Today’s Daily Kickoff was curated by Jewish Insider Executive Editor Melissa Weiss and Israel Editor Tamara Zieve, with assists from Marc Rod and Danielle Cohen-Kanik. Have a tip? Email us here.
What We’re Watching
- Jeff Blau, Aby Rosen, Laurie Tisch and Gregg Hymowitz are convening a meeting of associates this morning to strategize over how to boost Andrew Cuomo in New York City’s mayoral election, as a new Siena/New York Times poll shows the former governor trailing Democratic nominee Zohran Mamdani by four points in a head-to-head matchup.
- In Virginia, voters in the 11th Congressional District head to the polls today to vote in the special election to succeed Rep. Gerry Connolly (D-VA), who died earlier this year.
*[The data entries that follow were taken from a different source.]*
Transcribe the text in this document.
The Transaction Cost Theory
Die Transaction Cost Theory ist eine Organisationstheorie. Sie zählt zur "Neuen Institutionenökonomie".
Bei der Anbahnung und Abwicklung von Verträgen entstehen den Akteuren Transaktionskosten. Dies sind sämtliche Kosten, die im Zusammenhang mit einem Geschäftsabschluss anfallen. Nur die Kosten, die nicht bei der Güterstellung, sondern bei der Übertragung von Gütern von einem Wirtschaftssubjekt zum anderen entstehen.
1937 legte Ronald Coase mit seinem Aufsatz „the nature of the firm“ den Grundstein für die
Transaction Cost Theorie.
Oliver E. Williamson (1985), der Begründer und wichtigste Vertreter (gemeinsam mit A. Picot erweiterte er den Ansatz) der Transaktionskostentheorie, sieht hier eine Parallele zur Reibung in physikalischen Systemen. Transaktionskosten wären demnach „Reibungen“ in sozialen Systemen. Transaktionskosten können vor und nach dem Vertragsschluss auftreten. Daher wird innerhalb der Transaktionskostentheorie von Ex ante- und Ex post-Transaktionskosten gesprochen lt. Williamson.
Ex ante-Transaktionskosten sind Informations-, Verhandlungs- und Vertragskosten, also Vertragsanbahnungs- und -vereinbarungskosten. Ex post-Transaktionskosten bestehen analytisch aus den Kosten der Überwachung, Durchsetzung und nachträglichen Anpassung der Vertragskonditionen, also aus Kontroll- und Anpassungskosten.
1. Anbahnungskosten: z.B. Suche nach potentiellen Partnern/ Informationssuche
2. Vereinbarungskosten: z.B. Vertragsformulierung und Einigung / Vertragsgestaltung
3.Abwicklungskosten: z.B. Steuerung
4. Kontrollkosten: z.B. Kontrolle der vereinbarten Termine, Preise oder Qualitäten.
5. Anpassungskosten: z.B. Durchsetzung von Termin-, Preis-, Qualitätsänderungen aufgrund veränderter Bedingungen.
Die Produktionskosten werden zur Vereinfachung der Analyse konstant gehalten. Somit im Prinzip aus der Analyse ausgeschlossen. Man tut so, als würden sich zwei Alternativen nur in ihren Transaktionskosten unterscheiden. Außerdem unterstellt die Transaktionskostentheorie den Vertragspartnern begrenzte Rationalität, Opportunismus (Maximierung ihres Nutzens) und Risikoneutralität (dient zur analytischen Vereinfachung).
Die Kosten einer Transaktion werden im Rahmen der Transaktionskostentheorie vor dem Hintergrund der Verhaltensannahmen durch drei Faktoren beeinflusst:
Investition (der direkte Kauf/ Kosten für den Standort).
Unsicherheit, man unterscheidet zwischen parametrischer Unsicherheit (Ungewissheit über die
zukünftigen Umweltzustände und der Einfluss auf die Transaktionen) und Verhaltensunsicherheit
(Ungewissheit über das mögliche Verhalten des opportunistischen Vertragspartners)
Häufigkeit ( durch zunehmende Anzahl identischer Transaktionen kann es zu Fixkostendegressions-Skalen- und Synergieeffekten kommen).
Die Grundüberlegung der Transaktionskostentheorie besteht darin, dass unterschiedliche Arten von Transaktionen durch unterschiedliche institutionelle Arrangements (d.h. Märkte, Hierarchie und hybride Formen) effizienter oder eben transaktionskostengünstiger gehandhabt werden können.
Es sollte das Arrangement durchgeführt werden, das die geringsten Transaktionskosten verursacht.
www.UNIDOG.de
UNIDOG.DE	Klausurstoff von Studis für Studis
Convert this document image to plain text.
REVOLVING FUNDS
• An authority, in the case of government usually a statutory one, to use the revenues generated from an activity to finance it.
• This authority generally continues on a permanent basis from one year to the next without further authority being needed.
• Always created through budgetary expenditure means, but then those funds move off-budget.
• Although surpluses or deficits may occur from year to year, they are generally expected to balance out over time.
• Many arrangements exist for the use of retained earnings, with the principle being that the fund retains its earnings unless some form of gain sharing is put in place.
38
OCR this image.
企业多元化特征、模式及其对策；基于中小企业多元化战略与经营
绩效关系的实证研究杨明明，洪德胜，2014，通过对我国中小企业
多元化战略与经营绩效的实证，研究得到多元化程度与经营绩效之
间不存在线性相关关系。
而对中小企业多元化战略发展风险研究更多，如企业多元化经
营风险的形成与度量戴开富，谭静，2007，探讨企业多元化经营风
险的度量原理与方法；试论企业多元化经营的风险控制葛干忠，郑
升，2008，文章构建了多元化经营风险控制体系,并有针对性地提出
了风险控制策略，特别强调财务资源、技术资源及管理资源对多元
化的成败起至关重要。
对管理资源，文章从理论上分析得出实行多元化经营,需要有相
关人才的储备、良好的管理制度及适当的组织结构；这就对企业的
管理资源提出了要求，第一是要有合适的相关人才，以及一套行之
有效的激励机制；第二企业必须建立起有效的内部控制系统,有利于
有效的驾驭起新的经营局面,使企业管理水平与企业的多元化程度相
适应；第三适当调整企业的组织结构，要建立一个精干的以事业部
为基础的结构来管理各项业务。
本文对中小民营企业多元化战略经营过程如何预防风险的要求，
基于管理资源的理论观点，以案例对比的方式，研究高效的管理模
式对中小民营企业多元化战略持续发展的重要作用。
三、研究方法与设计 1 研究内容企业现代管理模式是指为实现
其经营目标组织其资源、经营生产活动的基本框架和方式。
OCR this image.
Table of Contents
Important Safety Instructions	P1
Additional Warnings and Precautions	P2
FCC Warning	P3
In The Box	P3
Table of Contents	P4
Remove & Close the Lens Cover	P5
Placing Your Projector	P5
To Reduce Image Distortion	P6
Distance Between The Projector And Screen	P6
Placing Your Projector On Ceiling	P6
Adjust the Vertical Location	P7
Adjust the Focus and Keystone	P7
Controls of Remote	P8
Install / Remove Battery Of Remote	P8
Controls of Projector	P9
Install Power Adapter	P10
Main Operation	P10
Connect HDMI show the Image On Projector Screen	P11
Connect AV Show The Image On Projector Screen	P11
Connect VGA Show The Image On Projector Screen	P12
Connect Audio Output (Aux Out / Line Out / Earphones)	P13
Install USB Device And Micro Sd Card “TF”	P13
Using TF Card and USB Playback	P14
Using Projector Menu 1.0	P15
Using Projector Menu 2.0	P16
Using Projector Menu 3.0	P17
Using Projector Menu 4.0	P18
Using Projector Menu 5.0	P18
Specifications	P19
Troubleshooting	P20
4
James Walkinshaw, who for years served as a top aide to Connolly, is the heavy favorite in today’s race.
- On Capitol Hill, the House Committee on Education & the Workforce’s HELP subcommittee is holding a hearing on “Unmasking Union Antisemitism.”
- Elsewhere in DC, the MEAD conference kicks off today, and the National Union for Democracy in Iran is holding its fourth annual Iran conference.
- The U.S. Embassy in Israel is hosting a belated Fourth of July celebration tonight in Jerusalem.
- The Hili Forum continues today in Abu Dhabi.
- And in Cairo, Rafael Grossi, the head of the U.N. nuclear watchdog, is slated to meet with Iranian Foreign Minister Abbas Aragchi for the first time since the 12-day war between Israel and Iran.
What You Should Know
A QUICK WORD WITH jI’S HALEY cohen and josh kraushaar
Over the weekend, The New York Times published a story contending that the momentum for settlements with elite universities was stalling amid divisions between those in the Trump administration looking to make a deal and those looking for more meaningful reforms in combating antisemitism.
The story glossed over the related development we’ve been hearing from officials involved in the negotiating process: that a zeal for dealmaking from some officials is overshadowing the main reason the Trump administration was playing hardball with these schools in the first place — the rampant antisemitism that has been festering on campus.
In fact, the word “antisemitism” was hardly mentioned in the lengthy Times story, a sign in itself of the administration’s flagging focus.
Indeed, many of the deals struck — along with the outlines of potential future deals — have focused on the dollar amounts in the settlement, without requiring many significant reforms that would deal with antisemitism at the elite schools.
WAR TALKS
Hamas official says disarmament not negotiable, rejects Trump’s Gaza ceasefire plan

A senior Hamas official publicly rejected any deal requiring the terrorist organization to lay down its arms, after Israel said it would support such a deal proposed by the Trump administration. In response to the Trump deal, Bassem Naim, a Turkey-based senior Hamas official, released a statement on his Telegram channel on Monday calling the proposal a “humiliating surrender document” and not a serious offer to end the war, Jewish Insider’s Lahav Harkov reports.
What he said: Naim told Middle East Monitor, a pro-Hamas, Qatar-funded site, that the terrorist group would agree to a long-term ceasefire and would release all of the hostages in exchange for Palestinian prisoners, but the Palestinians “right” to weapons and to fight Israel “cannot be relinquished.” He also said the terrorist group would only agree to a full IDF withdrawal from Gaza. The Trump administration’s deal, according to Israel’s Channel 12, would require Israel to stop its military operation in Gaza City and start a 60-day ceasefire. In the first 48 hours, Hamas would release all 48 remaining hostages, 20 of whom are believed to be alive, in exchange for hundreds of Palestinian prisoners. Then, the sides would negotiate the end to the war.